The DNA profile obtained from the kits was provided to Parabon NanoLabs, which ran tests to determine the physical features of the suspect. That company also submitted the profile to GEDmatch.com, which located a possible ancestor of the suspect. Using information from that test, the company was able to build a genetic tree that led to the identification of a suspect.

The Georgia Sexual Assault Kit Initiative and Cobb cold case teams researched the suspect’s background, and found that he “not only that he lived in metro Atlanta at the time of the crimes, but had arrests for charges that include peeping tom, indecent exposure, and burglary incidents in Cobb and Gwinnett counties around the time of the rapes.”

READ: Man in Indiana jail charged in 1991 fatal stabbing of Cobb woman

Investigators learned the suspect was Lorinzo Novoa Williams, a 48-year-old man living in El Dorado, Arkansas. They traveled to Arkansas where state police helped execute a search warrant to collect his DNA to compare it to evidence Cobb investigators had on file.
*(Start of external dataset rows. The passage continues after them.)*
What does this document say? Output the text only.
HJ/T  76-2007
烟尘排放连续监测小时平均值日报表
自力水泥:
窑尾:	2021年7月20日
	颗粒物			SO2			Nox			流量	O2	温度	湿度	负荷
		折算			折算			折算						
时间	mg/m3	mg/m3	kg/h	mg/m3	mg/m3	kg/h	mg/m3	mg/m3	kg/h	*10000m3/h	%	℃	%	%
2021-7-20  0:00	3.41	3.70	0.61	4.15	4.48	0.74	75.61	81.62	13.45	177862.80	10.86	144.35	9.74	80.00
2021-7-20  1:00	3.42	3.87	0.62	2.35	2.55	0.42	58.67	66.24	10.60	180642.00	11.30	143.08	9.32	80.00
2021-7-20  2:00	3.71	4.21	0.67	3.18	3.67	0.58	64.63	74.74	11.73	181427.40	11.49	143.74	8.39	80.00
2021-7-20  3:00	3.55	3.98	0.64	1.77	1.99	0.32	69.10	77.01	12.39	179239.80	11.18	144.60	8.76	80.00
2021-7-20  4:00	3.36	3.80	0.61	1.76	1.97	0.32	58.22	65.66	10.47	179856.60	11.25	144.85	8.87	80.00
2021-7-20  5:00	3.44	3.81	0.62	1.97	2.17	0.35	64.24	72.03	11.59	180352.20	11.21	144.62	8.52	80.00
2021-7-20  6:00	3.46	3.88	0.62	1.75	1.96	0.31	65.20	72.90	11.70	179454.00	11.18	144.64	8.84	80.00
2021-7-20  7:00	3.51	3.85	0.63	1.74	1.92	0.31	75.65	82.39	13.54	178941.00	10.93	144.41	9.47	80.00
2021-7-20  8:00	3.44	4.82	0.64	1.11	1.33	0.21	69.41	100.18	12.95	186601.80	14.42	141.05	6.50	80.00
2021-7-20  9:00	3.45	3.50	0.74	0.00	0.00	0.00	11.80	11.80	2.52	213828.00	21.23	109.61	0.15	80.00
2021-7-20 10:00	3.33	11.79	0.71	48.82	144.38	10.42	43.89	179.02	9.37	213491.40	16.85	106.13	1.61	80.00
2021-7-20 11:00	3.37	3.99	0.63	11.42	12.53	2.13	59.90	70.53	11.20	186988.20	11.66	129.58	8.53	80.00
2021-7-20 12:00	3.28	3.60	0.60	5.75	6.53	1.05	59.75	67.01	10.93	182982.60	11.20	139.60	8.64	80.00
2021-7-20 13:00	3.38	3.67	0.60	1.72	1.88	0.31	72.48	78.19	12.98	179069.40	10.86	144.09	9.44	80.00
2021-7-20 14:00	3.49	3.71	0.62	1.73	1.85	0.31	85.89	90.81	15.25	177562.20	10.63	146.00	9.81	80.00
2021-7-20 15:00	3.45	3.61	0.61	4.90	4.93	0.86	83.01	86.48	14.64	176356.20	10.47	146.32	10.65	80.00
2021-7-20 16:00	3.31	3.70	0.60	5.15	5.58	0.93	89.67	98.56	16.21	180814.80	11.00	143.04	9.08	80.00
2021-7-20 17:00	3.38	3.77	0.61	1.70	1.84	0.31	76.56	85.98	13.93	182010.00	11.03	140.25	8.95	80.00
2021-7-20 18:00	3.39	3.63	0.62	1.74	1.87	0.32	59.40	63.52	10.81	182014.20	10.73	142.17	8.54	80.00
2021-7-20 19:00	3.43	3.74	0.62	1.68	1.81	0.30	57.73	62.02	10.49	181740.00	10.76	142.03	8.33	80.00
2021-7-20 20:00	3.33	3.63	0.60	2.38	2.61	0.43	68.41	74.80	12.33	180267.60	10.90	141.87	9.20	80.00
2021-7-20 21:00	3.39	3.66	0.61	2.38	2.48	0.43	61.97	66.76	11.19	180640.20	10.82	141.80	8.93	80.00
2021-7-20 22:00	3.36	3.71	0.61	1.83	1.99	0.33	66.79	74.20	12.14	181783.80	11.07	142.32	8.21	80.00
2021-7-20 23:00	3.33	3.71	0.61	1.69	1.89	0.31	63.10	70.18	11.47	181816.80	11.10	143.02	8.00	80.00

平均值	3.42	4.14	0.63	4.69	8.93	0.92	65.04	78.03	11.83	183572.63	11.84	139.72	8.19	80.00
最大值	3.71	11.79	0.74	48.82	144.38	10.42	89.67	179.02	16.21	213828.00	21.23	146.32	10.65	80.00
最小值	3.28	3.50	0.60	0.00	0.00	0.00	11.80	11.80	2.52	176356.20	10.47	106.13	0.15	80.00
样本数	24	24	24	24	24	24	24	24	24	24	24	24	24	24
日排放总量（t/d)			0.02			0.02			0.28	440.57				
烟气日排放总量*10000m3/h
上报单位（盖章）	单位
“In an interview after the sample was collected, the suspect denied committing any sexual assaults,” the DA’s office said.

The following day, Cobb investigators learned from their Arkansas counterparts that the suspect was reported missing and was later found dead from an “apparent suicide.”

The GBI tested the sample taken from the suspect and his DNA was a match to the profile found in the three Cobb County rapes, the DA’s office said.

Schiefer, who spoke with the victims after the DNA tests, said each one was “overcome with emotion upon learning the news.”

“One woman said she often watched television shows about cold cases being solved and told us, ‘I always wondered when it would be my turn,’” Schiefer said. “I feel very fortunate that we could provide some answers to these women after all this time. We want anyone who has experienced sexual assault to know that we will continue to work their cases in hopes that their turn will come, too.”